Mr. Pichai and Demis Hassabis, who oversees Google DeepMind, said Gemini was more powerful than Google’s previous chatbot technologies, and that it could generate more-accurate responses and come closer to mimicking human reasoning in some situations.

“We’re superhappy with Gemini’s performance,” Dr. Hassabis said.

When OpenAI wowed the world with the A.I. chatbot ChatGPT late last year, Google was caught flat-footed. The tech giant had spent years developing similar technology, but like other tech giants — most notably Meta — it was reluctant to release a technology that could generate biased, false or otherwise toxic information.

In March, Google released its own chatbot, Bard, to middling reviews. A month later, the company announced that it had combined its two A.I. labs — Google Brain and DeepMind — bringing together more than 2,000 researchers and engineers. And in May, at its flagship Google I/O conference, it announced that the new Google DeepMind lab had started developing Gemini.

After founding the Brain lab in 2011, Google acquired DeepMind in 2014, paying $650 million for the London A.I. start-up. DeepMind operated largely independently of the Brain lab and the rest of Google for a decade and even tried to spin out of the company in 2017. But as Google struggled to catch up with OpenAI, Mr. Pichai combined the two labs under Dr. Hassabis, a neuroscientist who co-founded DeepMind.

Google released benchmark test results claiming that Gemini’s most powerful version outperformed OpenAI’s latest technology, GPT-4, in several key areas. It is better at generating computer code than previous Google technologies, Mr. Pichai said, and it can more accurately summarize news articles and other text documents.

Gemini was also designed to analyze images and sounds, but those skills will not be rolled into the Bard chatbot until a later date.

Google has built three versions of Gemini with three different sets of skills. The largest, Ultra, is designed to tackle complex tasks and will debut next year. Pro, the mid-tier offering, will be rolled out to numerous Google services, starting Wednesday, with the Bard chatbot. Nano, the smallest version, will power some features on the Pixel 8 Pro smartphone, such as summarizing audio recordings and offering suggested text responses in WhatsApp starting Wednesday.

Gemini is what scientists call a large language model, or L.L.M., a complex mathematical system that can learn skills by analyzing vast amounts of data, including digital books, Wikipedia articles and online bulletin boards. By identifying patterns in all that text, an L.L.M. learns to generate text on its own. That means it can write term papers, generate computer code and even carry on a conversation.

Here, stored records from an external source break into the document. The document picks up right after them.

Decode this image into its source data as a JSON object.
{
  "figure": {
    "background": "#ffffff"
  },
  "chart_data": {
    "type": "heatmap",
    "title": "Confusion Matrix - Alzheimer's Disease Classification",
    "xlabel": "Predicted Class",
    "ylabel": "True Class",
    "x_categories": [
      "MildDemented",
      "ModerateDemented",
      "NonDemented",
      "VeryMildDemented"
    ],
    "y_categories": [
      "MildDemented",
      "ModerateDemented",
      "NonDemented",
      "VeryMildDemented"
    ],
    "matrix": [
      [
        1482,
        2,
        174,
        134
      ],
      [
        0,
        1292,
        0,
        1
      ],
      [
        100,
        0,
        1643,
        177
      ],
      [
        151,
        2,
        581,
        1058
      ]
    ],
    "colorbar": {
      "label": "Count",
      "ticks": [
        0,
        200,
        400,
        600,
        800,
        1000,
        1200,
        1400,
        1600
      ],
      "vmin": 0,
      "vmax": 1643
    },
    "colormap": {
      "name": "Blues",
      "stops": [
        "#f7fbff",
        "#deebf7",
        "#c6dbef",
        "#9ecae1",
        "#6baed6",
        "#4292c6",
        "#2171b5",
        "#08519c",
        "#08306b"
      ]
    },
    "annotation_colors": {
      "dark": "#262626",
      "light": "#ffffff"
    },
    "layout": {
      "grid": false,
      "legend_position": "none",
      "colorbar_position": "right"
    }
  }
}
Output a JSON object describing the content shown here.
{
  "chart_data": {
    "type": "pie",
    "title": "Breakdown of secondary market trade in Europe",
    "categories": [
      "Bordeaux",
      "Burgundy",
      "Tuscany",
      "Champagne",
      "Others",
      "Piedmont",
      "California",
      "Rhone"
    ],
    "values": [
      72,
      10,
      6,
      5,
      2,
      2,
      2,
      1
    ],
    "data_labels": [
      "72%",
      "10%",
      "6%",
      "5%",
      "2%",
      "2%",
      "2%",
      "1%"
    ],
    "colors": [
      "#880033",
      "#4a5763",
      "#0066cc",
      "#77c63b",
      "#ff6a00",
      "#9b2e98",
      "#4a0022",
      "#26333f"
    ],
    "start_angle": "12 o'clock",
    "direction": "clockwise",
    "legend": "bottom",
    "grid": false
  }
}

With Gemini, Google has also trained the technology on digital images and sounds. It is what researchers call a “multimodal” system, meaning it can analyze and respond to both images and sounds. If you give it a math problem that includes lines, shapes and other images, for example, it can answer in much the way a high school student would.

That portion of the technology, however, will not be available to consumers until sometime next year. Google also acknowledged that like similar systems, Gemini is prone to mistakes. It can get facts wrong or even “hallucinate” — make stuff up.

Google Cloud, which offers A.I. and computing services to other companies, has been eager to provide clients with Gemini as it competes for deals against OpenAI and Microsoft. After OpenAI briefly forced out Sam Altman, its chief executive, last month, leaving the company in limbo, Google Cloud created a migration plan in an attempt to poach its rival’s customers.

Clients could pay Google the same price as their current OpenAI rate and get cloud credits, or discounts, thrown in.

Google said that cloud customers would have access to Gemini Pro — the mid-tier offering — on Dec. 13. Mr. Pichai said that some outsiders were now testing Gemini Ultra — the most powerful version of the technology.

Though Google has spent the last year racing to retake the A.I. lead from OpenAI, Mr. Pichai said there was enough room in the market for all the A.I. providers.

“It’s so far from a zero-sum game,” Mr. Pichai said. “We have a sense of excitement at what we’re launching. We also realize we’re in very early days because we can see the follow-up progress we are making.”